Le principal prévenu a été condamné à huit ans de prison assortis d’une amende de 696.000 euros et a en outre été déchu de ses droits civils et politiques. Un montant de 450.000 euros a été confisqué. Les autres prévenus ont été condamnés à des peines de prison d’un à quatre ans (et à des amendes de 8.000 à 296.000 euros, avec sursis pour certaines).

Les parties civiles (dont l’État belge et Myria) ont obtenu une indemnisation.

Un appel avait été interjeté contre cette décision par cinq des dix prévenus.

La cour a estimé qu’étant donné que les visas humanitaires ont été délivrés à la condition que les personnes demandent l’asile en Belgique, il était essentiel, pour évaluer la culpabilité au titre du trafic d’êtres humains, de savoir si les prévenus avaient eu connaissance préalable des intentions des candidats réfugiés. Le principal prévenu était suspecté d’avoir exigé des sommes importantes aux demandeurs de visas humanitaires et des sommes encore plus importantes s’ils avaient l’intention de partir immédiatement à l’étranger et de ne pas se présenter aux autorités belges. En ce qui concerne plusieurs personnes, la cour a estimé que cette connaissance préalable ne pouvait pas être suffisamment démontrée. Le prévenu a donc été acquitté à l’égard de ces personnes pour la prévention de trafic d’êtres humains.

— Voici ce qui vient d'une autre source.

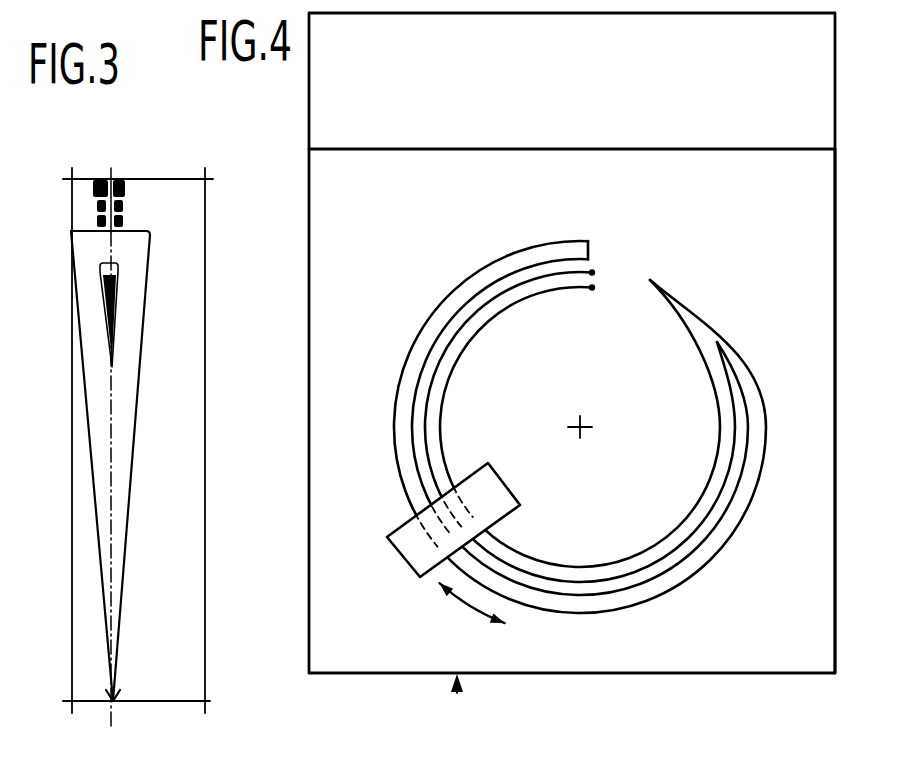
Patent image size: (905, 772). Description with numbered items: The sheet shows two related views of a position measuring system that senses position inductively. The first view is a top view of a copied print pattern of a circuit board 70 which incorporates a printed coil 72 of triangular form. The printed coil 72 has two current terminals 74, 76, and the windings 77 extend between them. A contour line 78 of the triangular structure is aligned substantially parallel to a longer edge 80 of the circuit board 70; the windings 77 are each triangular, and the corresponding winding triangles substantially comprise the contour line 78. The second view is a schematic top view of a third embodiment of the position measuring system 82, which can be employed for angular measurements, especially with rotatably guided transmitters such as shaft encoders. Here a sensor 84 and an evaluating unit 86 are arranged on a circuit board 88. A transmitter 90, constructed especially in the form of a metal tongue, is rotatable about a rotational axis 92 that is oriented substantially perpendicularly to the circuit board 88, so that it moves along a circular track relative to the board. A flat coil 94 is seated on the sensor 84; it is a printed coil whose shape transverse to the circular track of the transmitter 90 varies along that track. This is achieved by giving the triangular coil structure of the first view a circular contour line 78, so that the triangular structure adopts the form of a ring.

Si la connaissance préalable était prouvée, la prévention restait établie.

Par ailleurs, certains prévenus, dont le principal, ont également été reconnus coupables de corruption passive à l’égard de plusieurs personnes. D’une part, il a été reconnu coupable de corruption passive à l’égard des personnes pour lesquelles le trafic d’êtres humains a été prouvé, étant donné que la corruption, dans l’exercice d’une fonction publique, a été effectuée en vue de commettre une infraction (article 247, paragraphe 3, du Code pénal). D’autre part, en ce qui concerne les autres personnes pour lesquelles le trafic d’êtres humains n’était pas prouvé, il a été reconnu coupable de corruption en vue de l’accomplissement d’un acte licite (article 247, § 1 du Code pénal). Son fils a été reconnu coupable de corruption passive en tant que coauteur et sa femme de trafic d’êtres humains et de corruption passive.

Selon la cour, il était établi que le principal prévenu, en tant que dirigeant, avait monté une organisation dans laquelle son lien avec un projet gouvernemental, à savoir le sauvetage de chrétiens syriens grâce à des visas humanitaires, était utilisé par lui pour le trafic d’êtres humains et/ou la corruption passive dans le but de réaliser le plus grand avantage patrimonial possible. Pour ce faire, il a structurellement fait appel à des intermédiaires, son fils et son épouse, qui ont été reconnus coupables d’avoir participé à la prise de décision de l’organisation criminelle. Les autres prévenus ont été condamnés pour avoir fait partie d’une organisation criminelle.

En outre, il était également établi pour la cour que le principal prévenu et son fils s’étaient rendus coupables de tentative d’extorsion en menaçant de retirer les documents de séjour de certaines personnes en situation de séjour précaire si elles ne leur donnaient pas d’importantes sommes d’argent.

Le principal prévenu a été condamné à cinq ans de prison et à une amende de 48.000 euros. Les autres prévenus ont été condamnés à une peine de prison de deux ans et à des amendes de 32.000 à 296.000 euros, en partie avec sursis. La cour a condamné la dixième prévenue à une peine d’emprisonnement avec sursis total, en raison de son rôle de lanceuse d’alerte dans l’affaire.

De grosses sommes d’argent ont été confisquées. Les parties civiles ont obtenu une indemnisation.

Un pourvoi en cassation a été formé par le principal prévenu, son fils et son épouse, mais il a été rejeté dans un arrêt du 6 décembre 2022.